On Wednesday, Washington warned Americans within 50 miles of the Fukushima nuclear plant to evacuate or take shelter indoors. That’s a much more dire reading of the situation than that offered by the Japanese government, which has set the evacuation/shelter area at about 19 miles around the plant.
Fashion editor and stylist Misha Janette said she and a friend decided Tuesday to leave Tokyo and go to a friend’s house in the mountains outside Kyoto. She stood the entire journey on a packed train. She’d had enough of the aftershocks and empty supermarket shelves.
“You can’t sleep, you can’t get any work done. You’re stuck to the news all day,” she said of life in the capital.
“Mentally it’s just not comfortable anymore,” the H&M spokeswoman agreed.
Tokyo Electric Power Co. had already initiated rolling blackouts in the outlying parts of the city as of Monday to help relieve a power shortage.
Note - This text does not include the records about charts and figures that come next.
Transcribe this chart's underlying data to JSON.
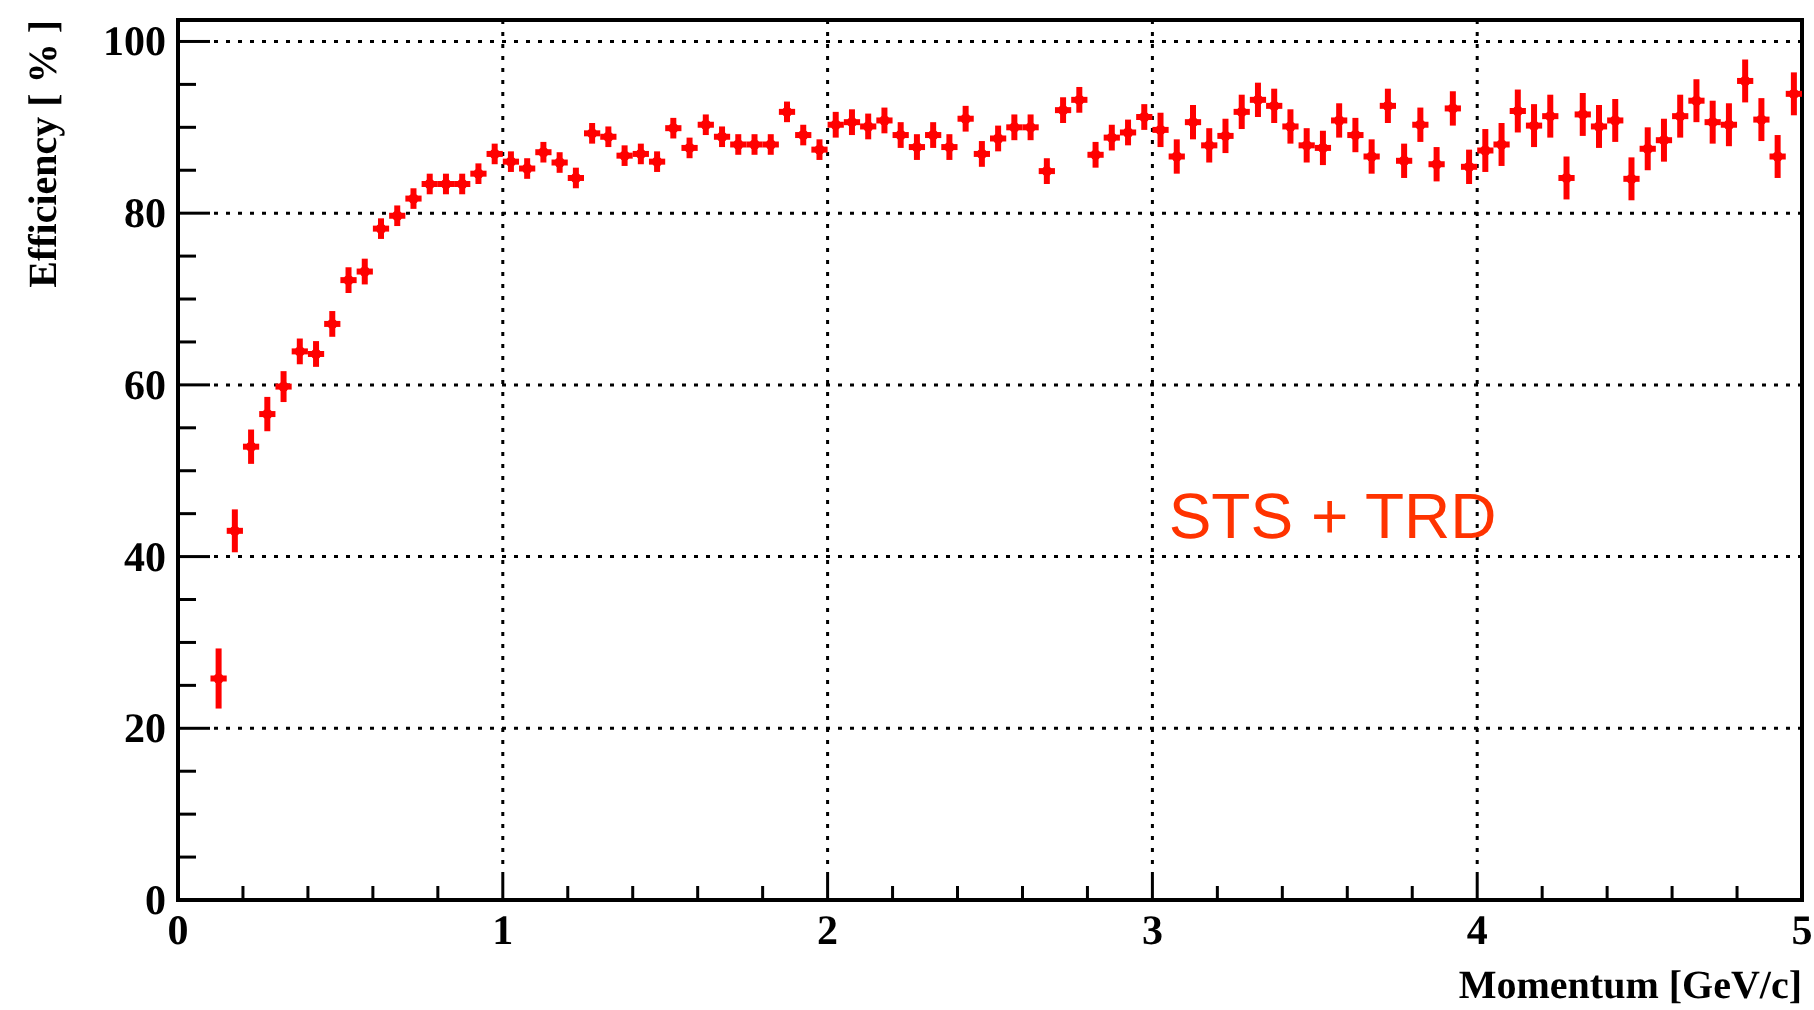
{
  "chart_data": {
    "type": "scatter",
    "xlabel": "Momentum [GeV/c]",
    "ylabel": "Efficiency [ % ]",
    "annotations": [
      "STS + TRD"
    ],
    "xlim": [
      0,
      5
    ],
    "ylim": [
      0,
      102.5
    ],
    "xticks": [
      0,
      {
        "value": 0.2,
        "label": null
      },
      {
        "value": 0.4,
        "label": null
      },
      {
        "value": 0.6,
        "label": null
      },
      {
        "value": 0.8,
        "label": null
      },
      1,
      {
        "value": 1.2,
        "label": null
      },
      {
        "value": 1.4,
        "label": null
      },
      {
        "value": 1.6,
        "label": null
      },
      {
        "value": 1.8,
        "label": null
      },
      2,
      {
        "value": 2.2,
        "label": null
      },
      {
        "value": 2.4,
        "label": null
      },
      {
        "value": 2.6,
        "label": null
      },
      {
        "value": 2.8,
        "label": null
      },
      3,
      {
        "value": 3.2,
        "label": null
      },
      {
        "value": 3.4,
        "label": null
      },
      {
        "value": 3.6,
        "label": null
      },
      {
        "value": 3.8,
        "label": null
      },
      4,
      {
        "value": 4.2,
        "label": null
      },
      {
        "value": 4.4,
        "label": null
      },
      {
        "value": 4.6,
        "label": null
      },
      {
        "value": 4.8,
        "label": null
      },
      5
    ],
    "yticks": [
      0,
      {
        "value": 5,
        "label": null
      },
      {
        "value": 10,
        "label": null
      },
      {
        "value": 15,
        "label": null
      },
      20,
      {
        "value": 25,
        "label": null
      },
      {
        "value": 30,
        "label": null
      },
      {
        "value": 35,
        "label": null
      },
      40,
      {
        "value": 45,
        "label": null
      },
      {
        "value": 50,
        "label": null
      },
      {
        "value": 55,
        "label": null
      },
      60,
      {
        "value": 65,
        "label": null
      },
      {
        "value": 70,
        "label": null
      },
      {
        "value": 75,
        "label": null
      },
      80,
      {
        "value": 85,
        "label": null
      },
      {
        "value": 90,
        "label": null
      },
      {
        "value": 95,
        "label": null
      },
      100
    ],
    "grid": true,
    "series": [
      {
        "color": "#ff0000",
        "x": [
          0.125,
          0.175,
          0.225,
          0.275,
          0.325,
          0.375,
          0.425,
          0.475,
          0.525,
          0.575,
          0.625,
          0.675,
          0.725,
          0.775,
          0.825,
          0.875,
          0.925,
          0.975,
          1.025,
          1.075,
          1.125,
          1.175,
          1.225,
          1.275,
          1.325,
          1.375,
          1.425,
          1.475,
          1.525,
          1.575,
          1.625,
          1.675,
          1.725,
          1.775,
          1.825,
          1.875,
          1.925,
          1.975,
          2.025,
          2.075,
          2.125,
          2.175,
          2.225,
          2.275,
          2.325,
          2.375,
          2.425,
          2.475,
          2.525,
          2.575,
          2.625,
          2.675,
          2.725,
          2.775,
          2.825,
          2.875,
          2.925,
          2.975,
          3.025,
          3.075,
          3.125,
          3.175,
          3.225,
          3.275,
          3.325,
          3.375,
          3.425,
          3.475,
          3.525,
          3.575,
          3.625,
          3.675,
          3.725,
          3.775,
          3.825,
          3.875,
          3.925,
          3.975,
          4.025,
          4.075,
          4.125,
          4.175,
          4.225,
          4.275,
          4.325,
          4.375,
          4.425,
          4.475,
          4.525,
          4.575,
          4.625,
          4.675,
          4.725,
          4.775,
          4.825,
          4.875,
          4.925,
          4.975
        ],
        "values": [
          25.8,
          43.0,
          52.8,
          56.6,
          59.8,
          63.9,
          63.6,
          67.1,
          72.2,
          73.2,
          78.2,
          79.7,
          81.7,
          83.4,
          83.4,
          83.4,
          84.6,
          86.9,
          86.0,
          85.2,
          87.1,
          85.9,
          84.1,
          89.3,
          88.9,
          86.7,
          86.9,
          86.0,
          89.9,
          87.6,
          90.3,
          88.9,
          88.0,
          88.0,
          88.0,
          91.8,
          89.1,
          87.4,
          90.3,
          90.6,
          90.1,
          90.8,
          89.1,
          87.7,
          89.1,
          87.7,
          91.0,
          86.9,
          88.7,
          90.0,
          90.0,
          84.9,
          92.0,
          93.2,
          86.8,
          88.8,
          89.4,
          91.2,
          89.7,
          86.6,
          90.6,
          87.9,
          89.0,
          91.8,
          93.2,
          92.5,
          90.1,
          87.9,
          87.6,
          90.8,
          89.1,
          86.6,
          92.5,
          86.1,
          90.3,
          85.7,
          92.2,
          85.4,
          87.3,
          88.0,
          91.9,
          90.2,
          91.3,
          84.1,
          91.5,
          90.1,
          90.8,
          84.0,
          87.5,
          88.5,
          91.3,
          93.1,
          90.6,
          90.3,
          95.4,
          90.9,
          86.6,
          93.9
        ],
        "errors": [
          3.5,
          2.5,
          2,
          2,
          1.8,
          1.5,
          1.5,
          1.5,
          1.5,
          1.5,
          1.2,
          1.2,
          1.2,
          1.2,
          1.2,
          1.2,
          1.2,
          1.2,
          1.2,
          1.2,
          1.2,
          1.2,
          1.2,
          1.2,
          1.2,
          1.2,
          1.2,
          1.2,
          1.2,
          1.2,
          1.2,
          1.2,
          1.2,
          1.2,
          1.2,
          1.2,
          1.2,
          1.2,
          1.5,
          1.5,
          1.5,
          1.5,
          1.5,
          1.5,
          1.5,
          1.5,
          1.5,
          1.5,
          1.5,
          1.5,
          1.5,
          1.5,
          1.5,
          1.5,
          1.5,
          1.5,
          1.5,
          1.5,
          2,
          2,
          2,
          2,
          2,
          2,
          2,
          2,
          2,
          2,
          2,
          2,
          2,
          2,
          2,
          2,
          2,
          2,
          2,
          2,
          2.5,
          2.5,
          2.5,
          2.5,
          2.5,
          2.5,
          2.5,
          2.5,
          2.5,
          2.5,
          2.5,
          2.5,
          2.5,
          2.5,
          2.5,
          2.5,
          2.5,
          2.5,
          2.5,
          2.5
        ],
        "xerrors": [
          0.025,
          0.025,
          0.025,
          0.025,
          0.025,
          0.025,
          0.025,
          0.025,
          0.025,
          0.025,
          0.025,
          0.025,
          0.025,
          0.025,
          0.025,
          0.025,
          0.025,
          0.025,
          0.025,
          0.025,
          0.025,
          0.025,
          0.025,
          0.025,
          0.025,
          0.025,
          0.025,
          0.025,
          0.025,
          0.025,
          0.025,
          0.025,
          0.025,
          0.025,
          0.025,
          0.025,
          0.025,
          0.025,
          0.025,
          0.025,
          0.025,
          0.025,
          0.025,
          0.025,
          0.025,
          0.025,
          0.025,
          0.025,
          0.025,
          0.025,
          0.025,
          0.025,
          0.025,
          0.025,
          0.025,
          0.025,
          0.025,
          0.025,
          0.025,
          0.025,
          0.025,
          0.025,
          0.025,
          0.025,
          0.025,
          0.025,
          0.025,
          0.025,
          0.025,
          0.025,
          0.025,
          0.025,
          0.025,
          0.025,
          0.025,
          0.025,
          0.025,
          0.025,
          0.025,
          0.025,
          0.025,
          0.025,
          0.025,
          0.025,
          0.025,
          0.025,
          0.025,
          0.025,
          0.025,
          0.025,
          0.025,
          0.025,
          0.025,
          0.025,
          0.025,
          0.025,
          0.025,
          0.025
        ]
      }
    ]
  }
}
That strategy appeared to be working but a cold front prompted many people to turn on their heating units and consumption rose again.
While many have left the city, not everyone is moving out. Much of the Western media’s coverage of the disaster has described it in apocalyptic terms, but that sense of panic hasn’t gripped many Japanese people in the same way.
“I personally feel things are calming down in that the stores are well-stocked and many of the TV stations are resuming their normal programs,” said a Japanese magazine editor in Tokyo, who requested anonymity. “Having lived as an ex-pat for most of my childhood [I know] you need to get out of the country if there’s any danger, no matter what the scale. So I totally understand all the foreigners leaving. But I’m hopeful.”
And many businesses pressed on.
Alberto Palatchi, ceo of Pronovias, inked a deal Tuesday with Japan-based wedding organizer Tutu Wedding Group to open nine Pronovias franchise stores in Japan by June 30. He called the agreement “a declaration of interest on their part and a vote of confidence on mine. Things will get better there.”
The industry has been giving in cash and kind, but the scope of the disaster remains daunting. Wal-Mart Stores Inc. plans to send 95 tons of water, acrylic blankets, tents, warm clothes, fleece, portable toilets, flashlights and batteries. PPR donated 2 millions euros, or $2.8 million at current exchange, to relief efforts, while L’Oréal’s chairman and ceo Jean-Paul Agon gave 100 million yen, or $1.2 million, with his executive committee. Shiseido also gave $100 million yen to aid victims of the earthquake.